We took the bus to get to Zetland and Sullivan+Strumpf where Yvette Coppersmith’s decorative and colourful canvases were on display (see below). This is ‘Untitled Movement (Venetian Red)’ and it was auspiciously unsold (most works in the show had already been taken) but I restrained myself.

Downstairs at the same gallery were works by Singaporean artist Dawn Ng, and I admired some of her larger works on paper, such as ‘I Will Follow You into The Dark’, which was made using acrylic paint, dye, and ink. The green and the pink sort of coalesced and gravitated toward a mesmerising grey blending opposites into a new colour that is usually disparaged, and I think of a talk I went to recently on press freedom and how it’s the grey areas of society that allow all the useful discussion to happen.
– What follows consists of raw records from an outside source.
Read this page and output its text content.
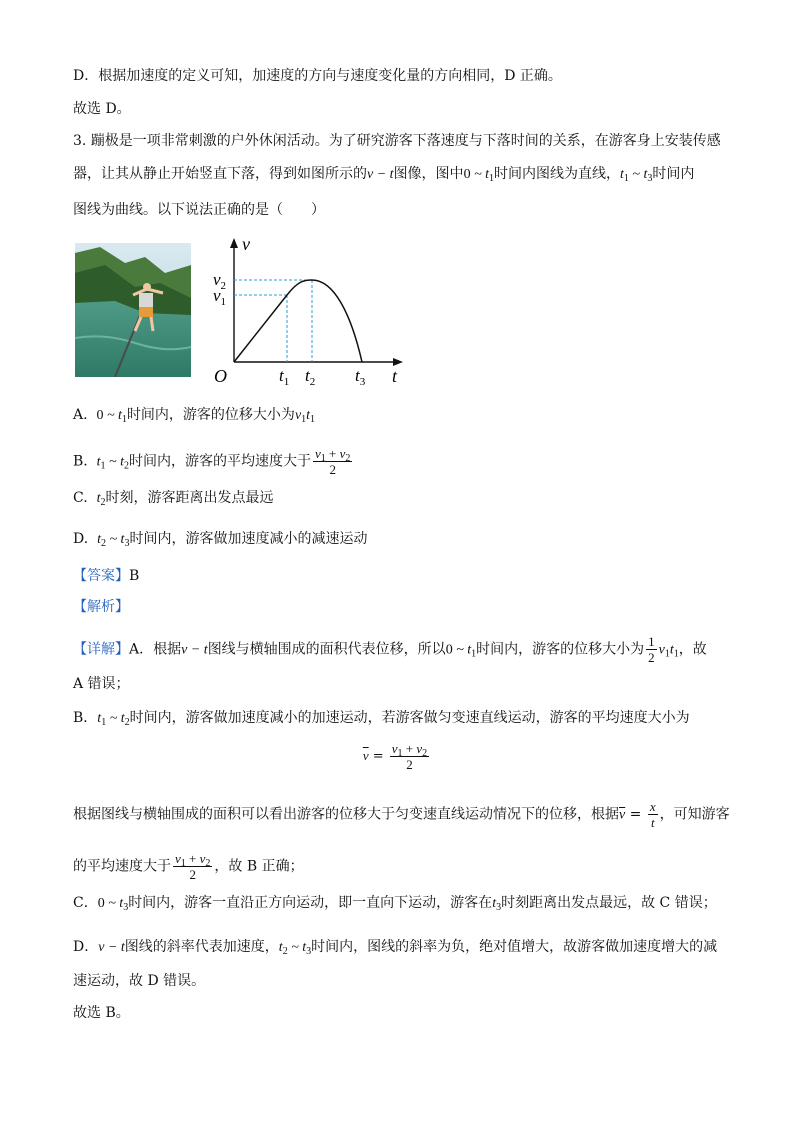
D．根据加速度的定义可知，加速度的方向与速度变化量的方向相同，D 正确。
故选 D。
3. 蹦极是一项非常刺激的户外休闲活动。为了研究游客下落速度与下落时间的关系，在游客身上安装传感
器，让其从静止开始竖直下落，得到如图所示的v − t图像，图中0 ~ $t_1$时间内图线为直线，$t_1$ ~ $t_3$时间内
图线为曲线。以下说法正确的是（　　）
v
t
O
$v_2$
$v_1$
$t_1$ $t_2$ $t_3$
A. 0 ~ $t_1$时间内，游客的位移大小为$v_1t_1$
B. $t_1$ ~ $t_2$时间内，游客的平均速度大于 $\frac{v_1 + v_2}{2}$
C. $t_2$时刻，游客距离出发点最远
D. $t_2$ ~ $t_3$时间内，游客做加速度减小的减速运动
【答案】B
【解析】
【详解】A．根据v − t图线与横轴围成的面积代表位移，所以0 ~ $t_1$时间内，游客的位移大小为 $\frac{1}{2} v_1t_1$，故
A 错误；
B．$t_1$ ~ $t_2$时间内，游客做加速度减小的加速运动，若游客做匀变速直线运动，游客的平均速度大小为
$\overline{v} = \frac{v_1 + v_2}{2}$
根据图线与横轴围成的面积可以看出游客的位移大于匀变速直线运动情况下的位移，根据$\overline{v} = \frac{x}{t}$ ，可知游客
的平均速度大于 $\frac{v_1 + v_2}{2}$ ，故 B 正确；
C．0 ~ $t_3$时间内，游客一直沿正方向运动，即一直向下运动，游客在$t_3$时刻距离出发点最远，故 C 错误；
D．v − t图线的斜率代表加速度，$t_2$ ~ $t_3$时间内，图线的斜率为负，绝对值增大，故游客做加速度增大的减
速运动，故 D 错误。
故选 B。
Simon and I asked for directions to get to Newtown, where we’d arranged to meet with Annie of Laerk Space, which is on Wilson Street up the north end of Newtown. She said her mum used to run a general store there and we chatted for a while with a young couple who were passing with their dog, an Australian shepherd cross that was brown and very large, but friendly.

We also trotted down to the costume shop on King Street to see whether we could move toward finalising plans for out first Sketch soiree (see page at left), and on the way back to the train station we bumped into an old friend of mine named Mark. A conversation about art ensued on the busy pavement near Alice Street.